Including benchmarks
As part of the namespace discussion, the performance difference between including multiple files and concatenating those files into a single file, mainly because of the aforementioned limitation.
In response to an argument for concatenation, Rasmus Lerdorf (original author of PHP) said:
Note that what you are saving by combining the files into one is just a single stat syscall per file. And that can be alleviated by setting apc.stat=0 in your config. That of course means you need to restart your server or flush your cache whenever you want to update the files. In apc.stat=0 mode you gain nothing by merging all the files.
Now, I’d always theorized that concatenation could a present measurable performance increase, so I was a little muffed by this statement. Consequently, I ventured forth to prove this out.
Setup
First, I generated 100 files each containing a single class. The files and classes were named consecutively, 1-100. I then created one script that dynamically included each file, another that statically included each file, and one that contained all of the files concatenated together. I used Apache Bench and had APC enabled. I ran one set of tests with apc.stat=0
and one with apc.stat=1
. The tests were run on a AMD Sempron 2600+ with 512MB of RAM, running Apache 2.0.58 with mpm-prefork and PHP 5.1.6.
Results
I was a little surprised by the results. Because they were better than I’d ever theorized: even with apc.stat=0
, the concatenated file request times were less than half those of the static list.
Dynamic
Requests per second: 247.86 [#/sec] (mean) Time per request: 40.346 [ms] (mean)
Static
Requests per second: 279.86 [#/sec] (mean) Time per request: 35.732 [ms] (mean)
Concatenated
Requests per second: 605.07 [#/sec] (mean) Time per request: 16.527 [ms] (mean)
Also of note: the dynamic includes didn’t really lose by much to the static includes. That should make people using __autoload
(like me, at work) happy (it does).
Apparently, there’s still some performance to be gained by concatenating your libraries into a single file, even with a byte-code cache. Now, granted, you may not always include 100 files, or your entire library. However, by analyzing your usage patterns, you could always create a single file containing the classes you use the most, and leave those only occasionally used to your autoload implementation.
Huh, I have to applaud you for taking the time to test it.

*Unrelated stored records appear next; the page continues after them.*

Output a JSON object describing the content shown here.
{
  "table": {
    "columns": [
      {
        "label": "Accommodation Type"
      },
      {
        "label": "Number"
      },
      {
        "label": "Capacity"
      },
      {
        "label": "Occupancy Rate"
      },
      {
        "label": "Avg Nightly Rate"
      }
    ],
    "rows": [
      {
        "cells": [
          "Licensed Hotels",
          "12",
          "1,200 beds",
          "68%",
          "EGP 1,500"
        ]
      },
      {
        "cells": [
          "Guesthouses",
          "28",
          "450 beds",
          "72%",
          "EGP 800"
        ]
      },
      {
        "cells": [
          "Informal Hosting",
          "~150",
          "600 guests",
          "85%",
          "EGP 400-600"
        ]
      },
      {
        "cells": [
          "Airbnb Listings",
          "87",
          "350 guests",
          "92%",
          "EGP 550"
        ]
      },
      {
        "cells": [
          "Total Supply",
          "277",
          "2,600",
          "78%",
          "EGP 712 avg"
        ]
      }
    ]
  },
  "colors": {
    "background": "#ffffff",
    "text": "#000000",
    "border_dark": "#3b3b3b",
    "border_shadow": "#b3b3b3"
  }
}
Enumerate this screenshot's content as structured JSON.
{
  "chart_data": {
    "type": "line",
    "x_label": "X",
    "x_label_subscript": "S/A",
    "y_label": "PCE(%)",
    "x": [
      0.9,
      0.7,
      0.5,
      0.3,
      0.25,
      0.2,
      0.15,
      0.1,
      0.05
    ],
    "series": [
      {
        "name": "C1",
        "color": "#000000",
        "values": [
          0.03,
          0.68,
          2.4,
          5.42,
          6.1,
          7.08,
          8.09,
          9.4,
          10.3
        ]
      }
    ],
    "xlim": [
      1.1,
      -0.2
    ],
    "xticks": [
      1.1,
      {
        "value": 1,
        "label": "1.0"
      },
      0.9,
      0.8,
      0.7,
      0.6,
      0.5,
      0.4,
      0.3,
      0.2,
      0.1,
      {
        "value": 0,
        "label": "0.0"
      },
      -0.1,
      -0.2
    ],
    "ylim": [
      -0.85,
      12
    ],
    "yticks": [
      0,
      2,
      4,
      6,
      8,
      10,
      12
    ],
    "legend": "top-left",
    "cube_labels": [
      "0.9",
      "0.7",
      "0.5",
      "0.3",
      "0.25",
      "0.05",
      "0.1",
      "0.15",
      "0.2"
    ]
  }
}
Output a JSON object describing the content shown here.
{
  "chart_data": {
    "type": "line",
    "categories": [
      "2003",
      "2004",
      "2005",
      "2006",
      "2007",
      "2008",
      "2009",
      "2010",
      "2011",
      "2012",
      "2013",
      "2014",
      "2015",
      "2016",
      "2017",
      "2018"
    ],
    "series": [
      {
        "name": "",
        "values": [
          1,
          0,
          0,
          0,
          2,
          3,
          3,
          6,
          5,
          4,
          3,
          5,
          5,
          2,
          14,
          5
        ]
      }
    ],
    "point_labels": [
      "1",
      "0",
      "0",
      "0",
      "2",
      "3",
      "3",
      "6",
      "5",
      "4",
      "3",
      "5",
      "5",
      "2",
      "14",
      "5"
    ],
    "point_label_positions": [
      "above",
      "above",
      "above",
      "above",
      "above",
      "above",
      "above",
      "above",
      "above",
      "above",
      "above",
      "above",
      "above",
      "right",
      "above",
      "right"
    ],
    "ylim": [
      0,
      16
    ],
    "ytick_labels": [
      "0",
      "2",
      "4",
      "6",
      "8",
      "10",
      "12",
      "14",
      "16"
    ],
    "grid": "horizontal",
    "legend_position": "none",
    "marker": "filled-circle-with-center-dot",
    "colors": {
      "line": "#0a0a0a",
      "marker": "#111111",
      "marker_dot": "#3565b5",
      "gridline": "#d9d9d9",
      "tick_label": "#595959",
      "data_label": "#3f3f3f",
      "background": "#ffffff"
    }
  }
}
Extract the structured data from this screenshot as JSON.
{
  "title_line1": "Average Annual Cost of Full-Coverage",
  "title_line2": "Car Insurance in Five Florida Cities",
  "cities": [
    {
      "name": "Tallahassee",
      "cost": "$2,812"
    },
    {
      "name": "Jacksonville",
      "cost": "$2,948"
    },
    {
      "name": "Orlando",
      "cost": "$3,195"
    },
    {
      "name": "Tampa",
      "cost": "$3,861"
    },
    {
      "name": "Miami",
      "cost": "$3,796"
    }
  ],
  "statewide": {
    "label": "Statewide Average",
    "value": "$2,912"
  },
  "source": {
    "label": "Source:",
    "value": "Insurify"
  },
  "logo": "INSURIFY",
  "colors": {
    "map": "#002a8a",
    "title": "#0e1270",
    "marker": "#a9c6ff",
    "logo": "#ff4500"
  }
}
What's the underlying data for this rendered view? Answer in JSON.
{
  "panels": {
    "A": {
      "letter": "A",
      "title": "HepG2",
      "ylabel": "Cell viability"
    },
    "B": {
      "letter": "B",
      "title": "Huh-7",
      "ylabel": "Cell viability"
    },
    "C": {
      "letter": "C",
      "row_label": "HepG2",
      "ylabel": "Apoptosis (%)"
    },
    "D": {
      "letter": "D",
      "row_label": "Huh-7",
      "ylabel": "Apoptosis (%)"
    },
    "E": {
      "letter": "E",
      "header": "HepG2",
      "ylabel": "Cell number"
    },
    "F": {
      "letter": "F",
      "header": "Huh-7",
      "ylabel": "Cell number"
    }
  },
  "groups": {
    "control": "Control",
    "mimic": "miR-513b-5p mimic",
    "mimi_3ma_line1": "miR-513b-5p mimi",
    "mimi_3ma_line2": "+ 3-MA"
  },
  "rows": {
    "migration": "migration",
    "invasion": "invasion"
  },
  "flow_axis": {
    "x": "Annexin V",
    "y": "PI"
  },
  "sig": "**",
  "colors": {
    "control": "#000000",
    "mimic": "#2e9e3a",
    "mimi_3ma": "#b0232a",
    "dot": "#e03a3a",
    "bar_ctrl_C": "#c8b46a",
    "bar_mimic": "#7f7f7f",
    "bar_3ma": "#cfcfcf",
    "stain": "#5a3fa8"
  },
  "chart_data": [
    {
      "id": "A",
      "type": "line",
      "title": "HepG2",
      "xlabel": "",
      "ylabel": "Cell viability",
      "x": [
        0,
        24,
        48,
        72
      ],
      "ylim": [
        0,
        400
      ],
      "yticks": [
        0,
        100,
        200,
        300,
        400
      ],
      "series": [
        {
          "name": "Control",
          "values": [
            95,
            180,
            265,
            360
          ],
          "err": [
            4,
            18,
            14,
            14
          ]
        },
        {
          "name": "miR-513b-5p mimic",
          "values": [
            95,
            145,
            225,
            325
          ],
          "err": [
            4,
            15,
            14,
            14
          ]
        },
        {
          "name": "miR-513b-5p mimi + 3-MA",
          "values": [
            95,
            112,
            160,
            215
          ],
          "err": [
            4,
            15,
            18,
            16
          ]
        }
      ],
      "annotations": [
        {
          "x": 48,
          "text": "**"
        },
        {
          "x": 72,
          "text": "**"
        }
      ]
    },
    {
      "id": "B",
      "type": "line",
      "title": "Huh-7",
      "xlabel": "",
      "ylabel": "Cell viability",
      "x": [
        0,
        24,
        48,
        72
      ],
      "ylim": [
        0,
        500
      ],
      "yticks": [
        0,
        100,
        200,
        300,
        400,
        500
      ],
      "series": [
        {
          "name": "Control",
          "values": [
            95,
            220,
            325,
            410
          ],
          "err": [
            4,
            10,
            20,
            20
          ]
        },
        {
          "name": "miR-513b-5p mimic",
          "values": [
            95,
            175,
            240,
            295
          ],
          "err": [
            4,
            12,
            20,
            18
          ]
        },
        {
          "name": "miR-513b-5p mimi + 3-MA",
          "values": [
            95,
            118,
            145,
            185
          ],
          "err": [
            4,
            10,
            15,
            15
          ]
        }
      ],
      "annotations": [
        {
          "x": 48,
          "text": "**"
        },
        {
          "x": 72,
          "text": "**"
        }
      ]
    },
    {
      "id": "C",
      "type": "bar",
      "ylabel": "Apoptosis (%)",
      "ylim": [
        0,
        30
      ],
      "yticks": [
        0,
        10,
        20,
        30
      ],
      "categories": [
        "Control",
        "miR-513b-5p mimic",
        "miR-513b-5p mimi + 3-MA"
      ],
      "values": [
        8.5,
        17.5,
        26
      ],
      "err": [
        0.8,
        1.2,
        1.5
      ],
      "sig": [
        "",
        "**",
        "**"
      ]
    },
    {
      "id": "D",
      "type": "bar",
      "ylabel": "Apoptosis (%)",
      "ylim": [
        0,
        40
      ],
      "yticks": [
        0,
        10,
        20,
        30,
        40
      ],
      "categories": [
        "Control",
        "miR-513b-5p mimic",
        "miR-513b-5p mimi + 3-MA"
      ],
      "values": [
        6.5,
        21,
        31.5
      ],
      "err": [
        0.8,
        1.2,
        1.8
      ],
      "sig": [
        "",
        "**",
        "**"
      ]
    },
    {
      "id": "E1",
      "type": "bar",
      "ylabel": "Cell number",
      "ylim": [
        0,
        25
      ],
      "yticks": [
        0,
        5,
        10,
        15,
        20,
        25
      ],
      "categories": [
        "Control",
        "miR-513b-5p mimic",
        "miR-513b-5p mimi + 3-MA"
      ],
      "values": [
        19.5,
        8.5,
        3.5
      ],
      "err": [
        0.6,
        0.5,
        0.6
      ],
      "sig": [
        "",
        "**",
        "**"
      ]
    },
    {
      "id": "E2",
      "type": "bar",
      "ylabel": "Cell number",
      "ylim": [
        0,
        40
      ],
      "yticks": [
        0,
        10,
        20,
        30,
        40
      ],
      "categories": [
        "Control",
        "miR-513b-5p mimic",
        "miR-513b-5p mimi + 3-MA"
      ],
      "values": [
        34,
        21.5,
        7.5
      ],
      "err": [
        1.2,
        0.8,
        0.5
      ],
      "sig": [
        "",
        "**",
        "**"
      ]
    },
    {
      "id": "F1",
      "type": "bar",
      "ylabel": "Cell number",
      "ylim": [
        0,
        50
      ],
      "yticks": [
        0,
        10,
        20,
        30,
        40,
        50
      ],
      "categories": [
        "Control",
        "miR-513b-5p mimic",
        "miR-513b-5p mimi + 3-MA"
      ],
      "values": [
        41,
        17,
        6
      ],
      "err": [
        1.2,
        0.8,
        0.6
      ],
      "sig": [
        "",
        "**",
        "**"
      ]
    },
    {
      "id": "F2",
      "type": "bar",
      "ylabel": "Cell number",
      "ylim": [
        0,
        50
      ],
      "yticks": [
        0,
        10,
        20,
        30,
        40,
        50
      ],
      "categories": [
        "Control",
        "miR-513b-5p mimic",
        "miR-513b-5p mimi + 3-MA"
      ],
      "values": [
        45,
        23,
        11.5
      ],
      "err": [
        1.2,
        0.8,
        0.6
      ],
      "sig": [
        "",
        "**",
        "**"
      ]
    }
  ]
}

How would these numbers change if no caching was being used? (Alarmingly, that’s currently the case here, although I hope to remedy that situation eventually.)
Turning the cache off seemed to close the gap between the dynamic and static tests: the dynamic averaged about 150 requests/second, static just under 160. The concatenated file rang in at about 450 requests/second, again over twice as fast.